I’m currently using Knack and Make.com as my no-code stack in our company. I would like to move away from Knack for various reasons. I’ve tested different no-code platforms, and Glide is by far the best one I’ve tried. However, there is one caveat: “Updates”.
Each night, I have an automation in Make that updates all our customers’ products. Let’s say we have 15 customers, each with 10 products—15 x 10 = 150 updates per run, just for that workflow. I also have other workflows running as well.
I will exceed the 5,000 updates (Business plan) limit multiple times, which makes it very expensive for us to move to Glide.
Are there any good solutions for limiting the use of “Updates”? How do you optimize your workflows to reduce the number of consumed updates? I would really like to find a good solution so we can use Glide, but based on my current understanding of how Glide works, it would be a very costly solution for us.
There are multiple ways to reduce updates consumption. What would you want to do in these workflows ?
@MaximeBaker loop through each customer in the glide database > connect to external api and get a list of all their products with the qty > loop through each customers products in the glide databse and update the qty in the glide database with the qty grabbed from the external api
If there’s a way you can use Glide Big Tables for your products table, I would do it like this:
- Have a list of customer IDs, or any way you can identify those customers.

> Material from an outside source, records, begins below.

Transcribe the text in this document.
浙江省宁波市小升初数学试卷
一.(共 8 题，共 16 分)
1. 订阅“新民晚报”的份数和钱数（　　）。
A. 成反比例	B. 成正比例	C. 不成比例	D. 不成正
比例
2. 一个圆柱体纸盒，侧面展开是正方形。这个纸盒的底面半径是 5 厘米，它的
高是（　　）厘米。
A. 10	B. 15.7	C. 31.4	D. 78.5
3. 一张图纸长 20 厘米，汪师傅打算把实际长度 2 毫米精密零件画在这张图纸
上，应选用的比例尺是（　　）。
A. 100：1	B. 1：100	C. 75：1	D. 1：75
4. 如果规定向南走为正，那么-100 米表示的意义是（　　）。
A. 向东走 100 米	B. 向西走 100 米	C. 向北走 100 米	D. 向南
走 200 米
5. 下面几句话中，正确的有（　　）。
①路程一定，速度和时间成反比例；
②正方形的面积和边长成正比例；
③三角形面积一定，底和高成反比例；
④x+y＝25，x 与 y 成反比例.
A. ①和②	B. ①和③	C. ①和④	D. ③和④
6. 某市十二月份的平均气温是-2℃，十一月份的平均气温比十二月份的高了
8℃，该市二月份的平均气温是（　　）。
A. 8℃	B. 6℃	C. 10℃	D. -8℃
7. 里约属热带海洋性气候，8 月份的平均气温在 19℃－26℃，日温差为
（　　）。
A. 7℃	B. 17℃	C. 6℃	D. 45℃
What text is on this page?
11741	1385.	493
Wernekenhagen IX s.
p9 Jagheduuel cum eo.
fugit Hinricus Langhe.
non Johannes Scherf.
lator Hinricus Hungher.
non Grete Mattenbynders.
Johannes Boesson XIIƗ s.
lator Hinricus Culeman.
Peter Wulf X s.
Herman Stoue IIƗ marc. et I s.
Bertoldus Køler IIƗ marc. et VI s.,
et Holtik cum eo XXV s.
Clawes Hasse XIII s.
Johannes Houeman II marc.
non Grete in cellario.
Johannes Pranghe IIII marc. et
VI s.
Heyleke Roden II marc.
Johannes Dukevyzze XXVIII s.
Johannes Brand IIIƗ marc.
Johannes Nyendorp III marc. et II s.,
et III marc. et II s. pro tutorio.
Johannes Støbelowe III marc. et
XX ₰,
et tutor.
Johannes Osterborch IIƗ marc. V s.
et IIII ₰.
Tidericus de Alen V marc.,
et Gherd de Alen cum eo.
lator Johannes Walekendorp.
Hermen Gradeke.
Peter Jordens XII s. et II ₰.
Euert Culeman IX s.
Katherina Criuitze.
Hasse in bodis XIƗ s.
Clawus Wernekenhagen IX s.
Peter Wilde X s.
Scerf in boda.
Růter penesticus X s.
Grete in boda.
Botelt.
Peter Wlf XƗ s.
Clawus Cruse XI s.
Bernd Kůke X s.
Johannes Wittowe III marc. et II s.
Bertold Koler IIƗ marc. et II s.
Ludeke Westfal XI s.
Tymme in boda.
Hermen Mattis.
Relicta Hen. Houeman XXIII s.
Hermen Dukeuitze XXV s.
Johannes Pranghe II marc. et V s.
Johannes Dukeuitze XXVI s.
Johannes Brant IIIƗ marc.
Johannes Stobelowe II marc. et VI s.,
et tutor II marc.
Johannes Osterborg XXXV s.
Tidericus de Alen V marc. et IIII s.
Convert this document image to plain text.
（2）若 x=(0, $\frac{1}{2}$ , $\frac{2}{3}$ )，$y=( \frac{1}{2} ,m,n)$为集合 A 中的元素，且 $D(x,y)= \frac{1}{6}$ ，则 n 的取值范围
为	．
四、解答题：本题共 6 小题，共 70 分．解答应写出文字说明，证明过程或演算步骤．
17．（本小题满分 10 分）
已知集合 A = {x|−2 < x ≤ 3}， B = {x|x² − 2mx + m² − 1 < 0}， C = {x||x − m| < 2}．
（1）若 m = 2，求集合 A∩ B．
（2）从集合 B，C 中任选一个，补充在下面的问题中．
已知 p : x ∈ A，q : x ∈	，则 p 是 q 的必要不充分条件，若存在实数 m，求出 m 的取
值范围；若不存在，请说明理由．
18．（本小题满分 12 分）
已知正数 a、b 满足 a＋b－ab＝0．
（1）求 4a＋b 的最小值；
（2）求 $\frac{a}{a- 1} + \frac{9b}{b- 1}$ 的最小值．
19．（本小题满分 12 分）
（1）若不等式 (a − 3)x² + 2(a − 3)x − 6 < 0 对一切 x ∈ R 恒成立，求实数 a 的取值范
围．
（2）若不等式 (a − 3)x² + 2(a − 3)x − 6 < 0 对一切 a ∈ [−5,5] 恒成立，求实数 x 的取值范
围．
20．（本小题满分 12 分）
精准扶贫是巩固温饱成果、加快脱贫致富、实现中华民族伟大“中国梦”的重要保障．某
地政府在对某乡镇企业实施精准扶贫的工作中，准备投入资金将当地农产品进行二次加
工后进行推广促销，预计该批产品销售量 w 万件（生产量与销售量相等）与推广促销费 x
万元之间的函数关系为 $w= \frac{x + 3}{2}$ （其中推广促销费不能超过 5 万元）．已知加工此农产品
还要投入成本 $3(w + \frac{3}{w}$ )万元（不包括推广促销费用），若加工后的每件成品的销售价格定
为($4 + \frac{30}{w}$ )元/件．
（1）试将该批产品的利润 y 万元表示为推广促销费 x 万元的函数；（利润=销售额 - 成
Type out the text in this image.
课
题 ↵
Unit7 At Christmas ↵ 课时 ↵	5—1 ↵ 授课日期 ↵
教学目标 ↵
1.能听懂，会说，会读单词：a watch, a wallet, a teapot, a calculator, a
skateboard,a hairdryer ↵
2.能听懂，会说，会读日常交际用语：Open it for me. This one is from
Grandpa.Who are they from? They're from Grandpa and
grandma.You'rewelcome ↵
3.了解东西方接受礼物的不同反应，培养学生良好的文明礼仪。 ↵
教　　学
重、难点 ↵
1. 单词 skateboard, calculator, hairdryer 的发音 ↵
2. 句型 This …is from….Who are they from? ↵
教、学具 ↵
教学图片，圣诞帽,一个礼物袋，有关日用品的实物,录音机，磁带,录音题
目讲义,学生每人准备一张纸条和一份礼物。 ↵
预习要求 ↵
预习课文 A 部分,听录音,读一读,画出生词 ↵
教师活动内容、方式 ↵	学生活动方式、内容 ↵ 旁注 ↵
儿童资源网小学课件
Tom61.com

- Every day, query your external db using that list, so it returns a list for products related to all customers.
- Use Glide’s Stashing API to replace the Products table with the newly grabbed list of products. It will reduce your updates consume a whole lot.
1 Like
Sounds like an excellent idea 
But Big Tables is only for enterprise subscriptions, right?
It’s available on any newest plans I believe.
Can confirm, I created a new team and can add Big Tables on Free. However, you must be on at least Maker to use the Glide API via Make, I believe. On all plans higher than Maker, you can call the API anywhere.